Escribo esta reflexión en medio de una situación de agobio personal e intransferible. A cualquiera de los lectores le puede parecer una nimiedad, producto del capricho de una mente senil. Se trata de que me tengo que someter a cuatro exámenes finales en el plazo de diez días. Ya han pasado los dos primeros. Esta próxima semana tendré los otros dos.
Todo el mundo me dice que la culpa la tengo yo. Que no tengo necesidad de pasar por este calvario a mi edad. A veces hay que echar un pulso al paso del tiempo y auto demostrarse que aun no está uno para el arrastre.
Las neuronas se van reproduciendo cada vez en menor medida y llega el momento en que uno confunde a Saladino con los neardentales y a Carlomagno con Alí, el yerno de Mahoma. Menudo batiburrillo mental.

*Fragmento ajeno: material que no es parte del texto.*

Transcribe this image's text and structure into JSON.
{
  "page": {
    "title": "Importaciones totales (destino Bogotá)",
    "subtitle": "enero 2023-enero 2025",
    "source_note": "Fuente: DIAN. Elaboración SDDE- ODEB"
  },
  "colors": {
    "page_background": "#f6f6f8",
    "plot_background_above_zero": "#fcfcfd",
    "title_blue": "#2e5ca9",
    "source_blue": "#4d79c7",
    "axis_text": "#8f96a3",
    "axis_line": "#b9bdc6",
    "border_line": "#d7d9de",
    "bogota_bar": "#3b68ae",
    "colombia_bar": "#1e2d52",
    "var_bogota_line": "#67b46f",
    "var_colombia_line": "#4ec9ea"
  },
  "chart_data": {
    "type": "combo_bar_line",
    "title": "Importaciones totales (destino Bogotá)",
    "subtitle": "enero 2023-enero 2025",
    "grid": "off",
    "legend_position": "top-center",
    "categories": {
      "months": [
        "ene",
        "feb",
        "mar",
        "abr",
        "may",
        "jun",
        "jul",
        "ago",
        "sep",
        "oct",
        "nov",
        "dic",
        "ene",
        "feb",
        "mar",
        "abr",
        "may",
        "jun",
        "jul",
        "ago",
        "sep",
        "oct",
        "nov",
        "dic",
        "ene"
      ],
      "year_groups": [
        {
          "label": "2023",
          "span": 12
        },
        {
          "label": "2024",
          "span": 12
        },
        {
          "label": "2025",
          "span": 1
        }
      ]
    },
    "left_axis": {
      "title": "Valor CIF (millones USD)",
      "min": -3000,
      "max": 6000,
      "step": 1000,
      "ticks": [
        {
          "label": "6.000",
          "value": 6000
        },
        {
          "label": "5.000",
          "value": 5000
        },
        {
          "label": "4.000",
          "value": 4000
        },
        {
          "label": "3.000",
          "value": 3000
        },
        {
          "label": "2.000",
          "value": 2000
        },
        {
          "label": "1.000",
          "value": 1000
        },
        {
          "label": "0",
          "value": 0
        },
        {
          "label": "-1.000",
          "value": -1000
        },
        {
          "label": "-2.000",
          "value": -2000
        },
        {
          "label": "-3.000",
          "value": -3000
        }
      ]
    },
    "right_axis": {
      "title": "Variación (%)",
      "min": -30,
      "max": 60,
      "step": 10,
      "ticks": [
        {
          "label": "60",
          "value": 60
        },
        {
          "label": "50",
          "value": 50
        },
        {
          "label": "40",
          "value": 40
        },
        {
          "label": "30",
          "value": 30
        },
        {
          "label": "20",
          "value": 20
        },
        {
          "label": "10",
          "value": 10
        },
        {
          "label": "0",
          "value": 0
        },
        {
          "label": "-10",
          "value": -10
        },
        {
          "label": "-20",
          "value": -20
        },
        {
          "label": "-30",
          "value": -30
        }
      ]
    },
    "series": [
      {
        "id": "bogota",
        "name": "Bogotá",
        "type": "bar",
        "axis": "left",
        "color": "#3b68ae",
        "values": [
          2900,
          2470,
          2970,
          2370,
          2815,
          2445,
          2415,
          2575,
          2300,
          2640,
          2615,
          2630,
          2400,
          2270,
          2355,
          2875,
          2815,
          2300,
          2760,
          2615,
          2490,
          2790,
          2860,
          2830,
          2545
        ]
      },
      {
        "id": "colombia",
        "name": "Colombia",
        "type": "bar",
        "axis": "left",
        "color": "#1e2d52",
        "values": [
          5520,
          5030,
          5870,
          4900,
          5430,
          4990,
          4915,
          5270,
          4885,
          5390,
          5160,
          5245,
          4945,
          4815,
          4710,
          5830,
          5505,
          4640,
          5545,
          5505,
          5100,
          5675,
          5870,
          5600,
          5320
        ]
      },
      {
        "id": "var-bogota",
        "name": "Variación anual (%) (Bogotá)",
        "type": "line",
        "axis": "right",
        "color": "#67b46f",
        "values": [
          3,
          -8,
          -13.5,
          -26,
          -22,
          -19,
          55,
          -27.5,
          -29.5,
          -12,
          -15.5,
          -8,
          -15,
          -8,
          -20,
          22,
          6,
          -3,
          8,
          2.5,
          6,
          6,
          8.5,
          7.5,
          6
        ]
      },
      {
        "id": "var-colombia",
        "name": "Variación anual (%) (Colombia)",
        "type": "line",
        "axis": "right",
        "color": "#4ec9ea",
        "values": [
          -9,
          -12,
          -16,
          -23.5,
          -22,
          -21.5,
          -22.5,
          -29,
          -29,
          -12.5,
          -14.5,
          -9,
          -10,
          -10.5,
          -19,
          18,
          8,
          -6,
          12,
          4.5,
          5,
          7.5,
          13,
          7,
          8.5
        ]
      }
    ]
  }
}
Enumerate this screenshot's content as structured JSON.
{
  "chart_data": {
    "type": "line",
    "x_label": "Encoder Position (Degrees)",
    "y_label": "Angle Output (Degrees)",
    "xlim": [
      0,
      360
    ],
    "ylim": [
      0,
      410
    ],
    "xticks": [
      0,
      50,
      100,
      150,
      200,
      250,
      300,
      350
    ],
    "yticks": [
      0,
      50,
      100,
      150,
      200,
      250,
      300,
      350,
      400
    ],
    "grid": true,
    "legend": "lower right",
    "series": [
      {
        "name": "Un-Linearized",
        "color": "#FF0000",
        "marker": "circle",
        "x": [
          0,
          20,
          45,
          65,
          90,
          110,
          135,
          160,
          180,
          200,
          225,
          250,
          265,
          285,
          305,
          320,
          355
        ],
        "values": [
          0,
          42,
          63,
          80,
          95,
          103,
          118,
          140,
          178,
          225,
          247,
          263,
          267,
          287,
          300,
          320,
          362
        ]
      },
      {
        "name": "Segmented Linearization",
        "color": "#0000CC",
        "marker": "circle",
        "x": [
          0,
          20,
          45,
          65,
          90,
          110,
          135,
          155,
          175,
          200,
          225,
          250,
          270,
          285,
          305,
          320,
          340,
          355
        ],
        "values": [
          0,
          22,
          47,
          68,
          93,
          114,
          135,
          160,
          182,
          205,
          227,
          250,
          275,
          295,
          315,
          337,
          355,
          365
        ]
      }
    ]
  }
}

La buena noticia para mí surge cuando me hago cargo de que ya no me pueden regañar los padres cuando aparezca con alguna calabaza. La pugna personal que mantengo con los cinco nietos que comenzaron sus carreras al mismo tiempo que yo, parece ser que solo se encuentra en mi mente. Ellos van a lo suyo. En lo que son bastante buenos. El agobio nace de un malsano sentimiento de amor propio que no conduce a nada positivo.
Así que haré cuanto pueda. El curso pasado acabé bastante bien. En el presente, si no me da el avenate para bajarme en marcha, terminaré como pueda. Así que en este momento dejaré de escribir esta buena noticia. Volveré a mis reyes godos y su relación con los Omeyas. ¿Para qué me habré metido en este lío?